当vector需要更多内存时,它会在某处重新分配内存,我还不知道在哪里!然后指针变得无效,对此有什么好的解释吗?

When vector needs more memory it will reallocate memory somewhere, I don't know where yet! and then pointers become invalid, is there any good explanation on this?

我的意思是他们去了哪里,我的容器怎么办?(不是链表的)

I mean where they go, what happen to my containers? ( not linked list ones )

推荐答案

简短回答:一切都会好起来的.别担心,回去工作吧.

Short answer: Everything will be fine.
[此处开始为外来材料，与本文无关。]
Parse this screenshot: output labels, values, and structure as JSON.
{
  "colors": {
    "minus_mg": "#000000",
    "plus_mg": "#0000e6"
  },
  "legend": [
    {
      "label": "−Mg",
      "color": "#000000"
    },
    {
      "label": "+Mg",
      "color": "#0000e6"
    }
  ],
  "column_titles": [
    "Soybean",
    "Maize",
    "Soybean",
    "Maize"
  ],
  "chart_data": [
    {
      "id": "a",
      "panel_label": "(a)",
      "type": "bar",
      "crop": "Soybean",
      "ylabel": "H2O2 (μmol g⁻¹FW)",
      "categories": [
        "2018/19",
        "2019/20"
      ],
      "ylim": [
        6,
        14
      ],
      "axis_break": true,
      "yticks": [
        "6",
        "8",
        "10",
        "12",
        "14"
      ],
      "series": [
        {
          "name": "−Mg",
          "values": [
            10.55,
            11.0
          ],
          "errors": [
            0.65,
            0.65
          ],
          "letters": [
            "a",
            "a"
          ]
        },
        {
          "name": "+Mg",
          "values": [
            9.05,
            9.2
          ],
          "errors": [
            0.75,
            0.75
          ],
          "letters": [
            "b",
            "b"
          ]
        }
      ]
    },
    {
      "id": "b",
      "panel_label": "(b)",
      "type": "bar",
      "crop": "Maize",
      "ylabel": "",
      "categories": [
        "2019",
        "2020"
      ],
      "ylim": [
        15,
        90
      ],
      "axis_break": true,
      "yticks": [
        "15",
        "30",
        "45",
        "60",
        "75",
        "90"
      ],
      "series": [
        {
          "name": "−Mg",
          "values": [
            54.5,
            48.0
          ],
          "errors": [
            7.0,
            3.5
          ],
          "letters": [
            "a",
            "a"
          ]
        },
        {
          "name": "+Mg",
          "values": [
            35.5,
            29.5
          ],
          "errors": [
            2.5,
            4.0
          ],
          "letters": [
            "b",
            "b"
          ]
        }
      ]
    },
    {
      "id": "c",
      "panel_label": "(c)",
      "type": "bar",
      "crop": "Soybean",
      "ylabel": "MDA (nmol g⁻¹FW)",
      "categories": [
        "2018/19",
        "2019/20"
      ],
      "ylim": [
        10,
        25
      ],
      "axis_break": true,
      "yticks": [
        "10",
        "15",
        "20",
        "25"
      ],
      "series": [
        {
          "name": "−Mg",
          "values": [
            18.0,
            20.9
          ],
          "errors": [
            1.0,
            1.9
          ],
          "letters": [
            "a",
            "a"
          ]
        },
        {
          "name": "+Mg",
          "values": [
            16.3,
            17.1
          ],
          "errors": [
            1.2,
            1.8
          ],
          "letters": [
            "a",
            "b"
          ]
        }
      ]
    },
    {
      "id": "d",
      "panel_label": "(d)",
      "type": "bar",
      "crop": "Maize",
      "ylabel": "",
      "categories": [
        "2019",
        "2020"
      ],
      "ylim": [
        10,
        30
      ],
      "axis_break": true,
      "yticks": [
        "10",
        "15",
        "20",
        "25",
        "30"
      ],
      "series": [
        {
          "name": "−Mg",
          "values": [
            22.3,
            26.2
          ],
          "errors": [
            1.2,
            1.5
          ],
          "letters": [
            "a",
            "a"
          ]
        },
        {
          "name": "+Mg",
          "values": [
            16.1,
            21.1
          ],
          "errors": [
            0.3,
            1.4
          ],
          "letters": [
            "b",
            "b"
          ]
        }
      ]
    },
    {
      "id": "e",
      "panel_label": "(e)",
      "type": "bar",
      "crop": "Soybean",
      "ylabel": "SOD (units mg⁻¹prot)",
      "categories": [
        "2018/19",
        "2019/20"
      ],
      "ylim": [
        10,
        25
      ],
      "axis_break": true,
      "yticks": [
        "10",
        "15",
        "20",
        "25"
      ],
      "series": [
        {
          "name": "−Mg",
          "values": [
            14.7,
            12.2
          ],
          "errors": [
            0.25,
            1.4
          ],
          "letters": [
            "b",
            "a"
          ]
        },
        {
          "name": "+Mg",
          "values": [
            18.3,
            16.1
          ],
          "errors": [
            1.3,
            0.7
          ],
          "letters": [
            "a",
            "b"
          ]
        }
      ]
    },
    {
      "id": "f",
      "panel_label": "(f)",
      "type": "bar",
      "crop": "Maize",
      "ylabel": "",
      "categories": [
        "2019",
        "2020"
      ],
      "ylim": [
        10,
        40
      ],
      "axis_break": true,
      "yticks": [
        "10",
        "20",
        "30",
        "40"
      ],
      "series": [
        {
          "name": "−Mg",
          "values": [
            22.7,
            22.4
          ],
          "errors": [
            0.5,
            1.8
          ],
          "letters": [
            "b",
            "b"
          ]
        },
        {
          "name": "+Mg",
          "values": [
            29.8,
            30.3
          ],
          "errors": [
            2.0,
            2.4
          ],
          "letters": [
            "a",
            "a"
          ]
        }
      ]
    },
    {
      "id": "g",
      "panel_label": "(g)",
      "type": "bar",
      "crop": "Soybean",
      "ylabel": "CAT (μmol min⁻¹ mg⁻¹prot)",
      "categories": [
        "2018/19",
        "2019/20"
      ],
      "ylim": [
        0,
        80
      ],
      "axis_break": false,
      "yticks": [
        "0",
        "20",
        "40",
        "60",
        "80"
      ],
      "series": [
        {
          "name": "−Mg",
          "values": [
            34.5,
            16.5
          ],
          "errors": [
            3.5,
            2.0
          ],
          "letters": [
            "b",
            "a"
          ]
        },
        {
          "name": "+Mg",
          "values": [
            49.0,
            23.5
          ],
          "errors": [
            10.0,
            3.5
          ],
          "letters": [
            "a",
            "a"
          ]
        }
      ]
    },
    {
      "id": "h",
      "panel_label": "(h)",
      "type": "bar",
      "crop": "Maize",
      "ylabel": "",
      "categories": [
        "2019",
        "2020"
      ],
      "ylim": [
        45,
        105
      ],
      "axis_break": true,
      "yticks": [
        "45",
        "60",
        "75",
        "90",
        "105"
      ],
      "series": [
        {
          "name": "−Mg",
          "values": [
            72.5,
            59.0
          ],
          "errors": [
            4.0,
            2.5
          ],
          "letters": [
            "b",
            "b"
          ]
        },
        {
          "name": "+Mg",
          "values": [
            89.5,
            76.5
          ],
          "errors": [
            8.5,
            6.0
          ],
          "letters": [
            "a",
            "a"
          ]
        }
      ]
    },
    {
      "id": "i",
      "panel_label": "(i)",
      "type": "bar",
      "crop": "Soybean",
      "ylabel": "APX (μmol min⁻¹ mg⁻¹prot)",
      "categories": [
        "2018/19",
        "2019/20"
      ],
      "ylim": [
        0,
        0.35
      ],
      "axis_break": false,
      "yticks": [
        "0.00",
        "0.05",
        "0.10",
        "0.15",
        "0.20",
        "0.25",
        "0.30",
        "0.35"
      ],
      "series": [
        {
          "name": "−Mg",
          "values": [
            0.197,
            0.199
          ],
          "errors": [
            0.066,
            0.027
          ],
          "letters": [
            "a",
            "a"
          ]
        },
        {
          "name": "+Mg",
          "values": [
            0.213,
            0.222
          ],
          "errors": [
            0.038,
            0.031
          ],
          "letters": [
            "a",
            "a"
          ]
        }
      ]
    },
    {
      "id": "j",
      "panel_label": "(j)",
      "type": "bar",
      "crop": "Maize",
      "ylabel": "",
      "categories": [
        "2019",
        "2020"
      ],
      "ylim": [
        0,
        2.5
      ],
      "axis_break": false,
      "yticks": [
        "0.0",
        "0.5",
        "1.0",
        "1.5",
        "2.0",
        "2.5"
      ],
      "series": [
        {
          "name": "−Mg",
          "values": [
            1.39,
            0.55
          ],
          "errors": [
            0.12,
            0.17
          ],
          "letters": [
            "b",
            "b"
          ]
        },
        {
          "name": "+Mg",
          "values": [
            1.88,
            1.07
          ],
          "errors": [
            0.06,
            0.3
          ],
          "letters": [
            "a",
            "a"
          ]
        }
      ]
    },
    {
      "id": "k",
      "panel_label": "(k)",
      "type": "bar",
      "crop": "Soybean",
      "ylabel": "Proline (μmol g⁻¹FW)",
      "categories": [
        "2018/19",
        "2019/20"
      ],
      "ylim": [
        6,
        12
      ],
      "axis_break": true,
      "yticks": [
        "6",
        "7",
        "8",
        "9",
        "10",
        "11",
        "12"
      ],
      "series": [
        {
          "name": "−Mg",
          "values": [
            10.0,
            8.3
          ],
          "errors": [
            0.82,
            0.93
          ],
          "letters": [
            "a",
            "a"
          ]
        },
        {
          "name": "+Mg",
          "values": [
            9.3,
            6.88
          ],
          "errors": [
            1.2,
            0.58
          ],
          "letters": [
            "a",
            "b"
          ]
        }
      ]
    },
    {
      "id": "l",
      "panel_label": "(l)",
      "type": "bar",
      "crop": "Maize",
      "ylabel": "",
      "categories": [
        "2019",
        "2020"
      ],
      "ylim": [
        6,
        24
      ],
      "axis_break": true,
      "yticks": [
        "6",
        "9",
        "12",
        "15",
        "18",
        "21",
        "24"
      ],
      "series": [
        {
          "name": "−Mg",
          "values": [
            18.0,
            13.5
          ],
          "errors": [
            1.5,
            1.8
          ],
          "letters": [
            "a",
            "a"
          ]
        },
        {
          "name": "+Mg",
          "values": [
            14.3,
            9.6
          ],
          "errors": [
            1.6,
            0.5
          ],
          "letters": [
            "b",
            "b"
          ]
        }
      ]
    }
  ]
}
Don't worry about this and get back to work.

中等答案:将元素添加到向量或从向量中删除它们会使所有迭代器和引用/指针无效(可能除了从后面删除).就那么简单.不要引用任何旧的迭代器并在这样的操作后获取新的迭代器.示例:

Medium answer: Adding elements to or removing them from a vector invalidates all iterators and references/pointers (possibly with the exception of removing from the back). Simple as that. Don't refer to any old iterators and obtain new ones after such an operation. Example:

std::vector<int> v = get_vector();

int & a = v[6];
int * b = &v[7];
std::vector<int>::iterator c = v.begin();
std::advance(it, 8);

v.resize(100);

现在abc都无效:你不能使用a,并且您不能取消引用 bc.

Now a, b and c are all invalid: You cannot use a, and you cannot dereference b or c.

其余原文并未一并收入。